NOÇÕES DE POLITICA - Humberto Pinho da Silva


A VIDA NOS ANOS CINQUENTA EM PORTUGAL

personNOÇÕES DE POLITICA - Humberto Pinho da Silva date_range21 Nov 2020 - 06h06

Sou da geração em que havia: respeito e autoridade.



As senhoras, em geral, acumulavam as tarefas do lar, com os afazeres profissionais – se os tinham, – e desempenhavam alegremente o maneio da casa, com prazer, e não obrigação.



Se alguma da classe média, contratava criada, a maioria considerava dever seu, e faziam-no sem ajuda de utensílios eléctricos, porque não os havia.



Os cavalheiros, eram sisudos. Raramente auxiliavam as esposas, seguido a rigor o velhíssimo anexim: “ O marido barca, a mulher arca”.



Cabia ao homem, o dever de sustentar a família; à mulher: cuidar dos filhos e manter o lar acolhedor.



Os filhos, em norma, eram obedientes, amorosamente submissos à mãe, e temiam o pai: “-Olha que vou contar ao teu pai!”, era o bastante para aquietar o rebelde.



As crianças, do povo, andavam descalças; não na cidade. Folgavam na rua. Brincavam com a imprescindível bola – feita de trapos e meias velhas, – e divertiam-se com joguinhos tradicionais.



A família, convivia: com vizinhos e parentes. Visitava-se frequentemente. Tomava-se, ao lanche, chá com torradas – se pertenciam à classe média, – e bolinhos secos. Quase sempre, a dona de casa, ofertava bolo caseiro, muito elogiado: “ -Depois há-de me dar a receita!”



A vida era simples. Poucos possuíam viatura, e menos ainda viajavam para o estrangeiro.



Os que possuíam casa, quinta, na província, fabrica ou comércio,na cidade, eram considerados ricos.
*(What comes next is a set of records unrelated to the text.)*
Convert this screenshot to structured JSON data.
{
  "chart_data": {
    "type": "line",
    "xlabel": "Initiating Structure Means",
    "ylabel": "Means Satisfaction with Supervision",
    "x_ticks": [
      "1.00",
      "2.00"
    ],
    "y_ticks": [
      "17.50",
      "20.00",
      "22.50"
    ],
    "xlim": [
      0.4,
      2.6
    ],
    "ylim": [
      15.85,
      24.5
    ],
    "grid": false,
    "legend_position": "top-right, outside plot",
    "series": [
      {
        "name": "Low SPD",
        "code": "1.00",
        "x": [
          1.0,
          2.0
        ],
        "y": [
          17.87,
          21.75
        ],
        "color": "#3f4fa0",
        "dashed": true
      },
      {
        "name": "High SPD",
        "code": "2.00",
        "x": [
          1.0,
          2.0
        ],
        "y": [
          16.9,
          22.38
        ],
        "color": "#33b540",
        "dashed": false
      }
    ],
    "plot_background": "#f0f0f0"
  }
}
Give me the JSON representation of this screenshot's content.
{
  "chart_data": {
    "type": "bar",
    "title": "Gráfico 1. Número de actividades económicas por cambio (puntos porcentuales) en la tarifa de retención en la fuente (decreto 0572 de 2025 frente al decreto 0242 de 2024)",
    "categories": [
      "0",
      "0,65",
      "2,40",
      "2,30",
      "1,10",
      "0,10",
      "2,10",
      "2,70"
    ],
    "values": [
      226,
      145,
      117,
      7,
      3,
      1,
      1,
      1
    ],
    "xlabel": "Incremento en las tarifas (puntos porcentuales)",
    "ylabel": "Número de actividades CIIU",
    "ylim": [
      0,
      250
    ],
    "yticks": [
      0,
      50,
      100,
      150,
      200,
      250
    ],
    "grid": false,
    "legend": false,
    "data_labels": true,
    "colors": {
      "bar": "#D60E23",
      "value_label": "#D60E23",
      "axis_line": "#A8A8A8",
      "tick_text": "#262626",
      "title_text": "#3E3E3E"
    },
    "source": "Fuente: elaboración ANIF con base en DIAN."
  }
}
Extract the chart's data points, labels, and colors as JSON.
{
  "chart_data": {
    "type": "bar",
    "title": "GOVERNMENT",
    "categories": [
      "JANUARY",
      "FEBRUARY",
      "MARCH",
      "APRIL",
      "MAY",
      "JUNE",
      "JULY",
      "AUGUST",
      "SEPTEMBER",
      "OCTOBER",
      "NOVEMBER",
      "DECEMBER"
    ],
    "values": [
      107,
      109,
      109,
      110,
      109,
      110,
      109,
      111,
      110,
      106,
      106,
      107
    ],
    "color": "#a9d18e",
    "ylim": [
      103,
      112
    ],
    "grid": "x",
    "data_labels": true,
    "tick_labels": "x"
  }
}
Os superiores hierárquicos eram tratados por excelência: -” Vª Ex.ª é quem manda…” - dizia o manga de opaca



Os filhos pediam a bênção e dirigiam-se aos pais, por você: “ - A Senhora quer que ponha a mesa?” Ainda ouvi, nos anos setenta, a moça, em São Paulo.



Respeitava-se o professor. Bastava este pedir a presença da mãe, para aterrorizar o mais destravado.



As escolas, das primeiras letras, tinham palmatória (pequena régua de madeira,) e cana. Dizem, que nos anos vinte, havia pancadaria brava. A cana nodosa, sibilava nas orelhas e na nuca, ao mais simples desrespeito.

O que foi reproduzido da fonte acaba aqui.